Sizlerinde bildiği üzere bundan tam 2 yıl önce (02. Kasım 2018) Linz'de Kunstverein KLIO tarafından Satdhalle Linz‘de 18 sanatçının yer aldığı karma sergisinin basın bilgilendirmesinde, AKP lideri ve Cumhurbaşkanı Recep Tayyip Erdoğan’ı eleştirel bir şekilde tasvir ettiğim eserim Türkiyeli Medya kuruluşlarına yayınlanmasından sonra Türkiye Mainz Konsolosu sayın Müderrisoğlu «bu eserin sansürlenmesini« talep etmiş, bu talep, Linz Belediye Başkanı Hans Georg Faust tarafından kabul görmüş ve eserim daha sergi açılmadan sansürlenmişti.

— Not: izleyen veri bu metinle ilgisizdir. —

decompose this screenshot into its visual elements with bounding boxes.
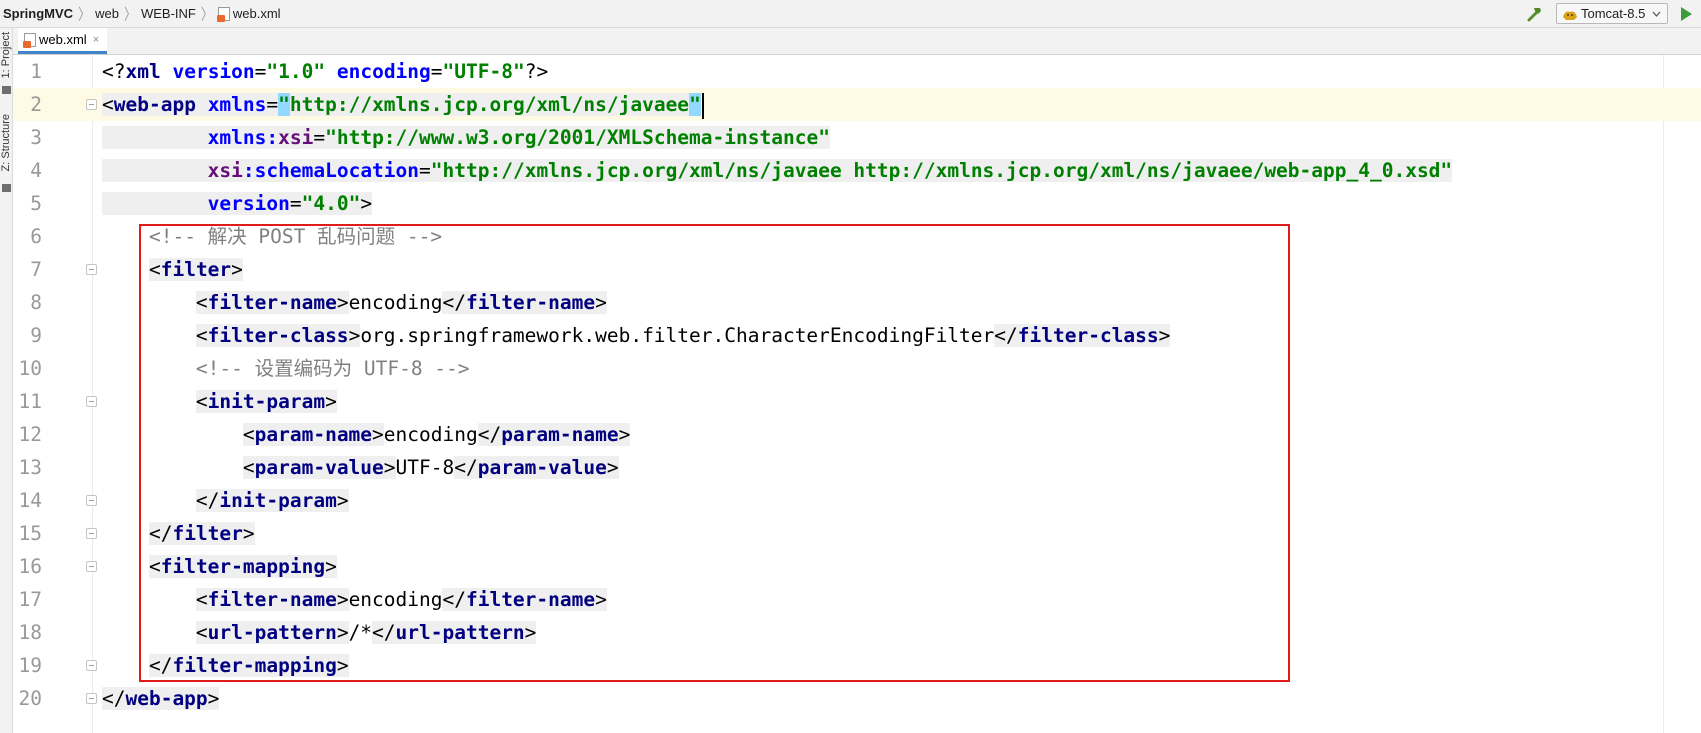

Bu karar bana serginin kuratörü sayın Dr. Denise Steger tarafindan bana Email ile iletilmişti. Bu eserim «Erdoğan korkusu yüzünden Stadt Linz tarafından sansürlenmiştir” ibaresiyle bir bilgilendirme klavuzuyla birlikte serginin açılışına sunulmuş ve sayın Dr. Faust tüm sorumluluğu üstlenmiştir. Eserimin sansürlendiğini bir basın açıklamasıyla duyurdum.

Serginin açılışında sergiye gelen sanatseverler ile sayın Belediye başkanı tartışmış, sonrasında sanatseverlerden “sergi alanını terk etmelerini istemişti.” Bu tehdit karşısında ben şahsen, anayasal haklarımı kullanarak, misafirlerimi tehdit etmesine tepki vermiştim. Ve gelişen tepkiler sonrasında, telefonda benden özür dilemiş, bunu basın karşısında da yapacağını açıklamıştı. Basın açıklamasında böyle bir özür dilemedi ve benimle röportaj yapmak isteyen 3Sat Kulturzeit, RUPLY TV vb. basın kuruluşları için yayın izni vermemişti.

Sanatıma ve basına yapılan sansür olayını 16. November 2020 tarihinde avukatım Dr. Hofmann aracılığıyla Koblenz Mahkemesine taşıdım ve talebimiz kabul edildi.
Davayı Alman yasasının 5. maddesi 3. bendine göre, ''Sanat ve fikir özgürlüğüne saldırı” gerekçesiyle açtım. Koblenz Verwaltungsgericht Bonner General Anzeiger gazetesindeki "Güvenlik ile sanat özgürlüğü arasındaki dengemin yanlış olduğunu itiraf etmeliyim" demecini delil olarak göstermiştir ve «Belediye Başkanı özür diledi« olarak kabul etmiştir.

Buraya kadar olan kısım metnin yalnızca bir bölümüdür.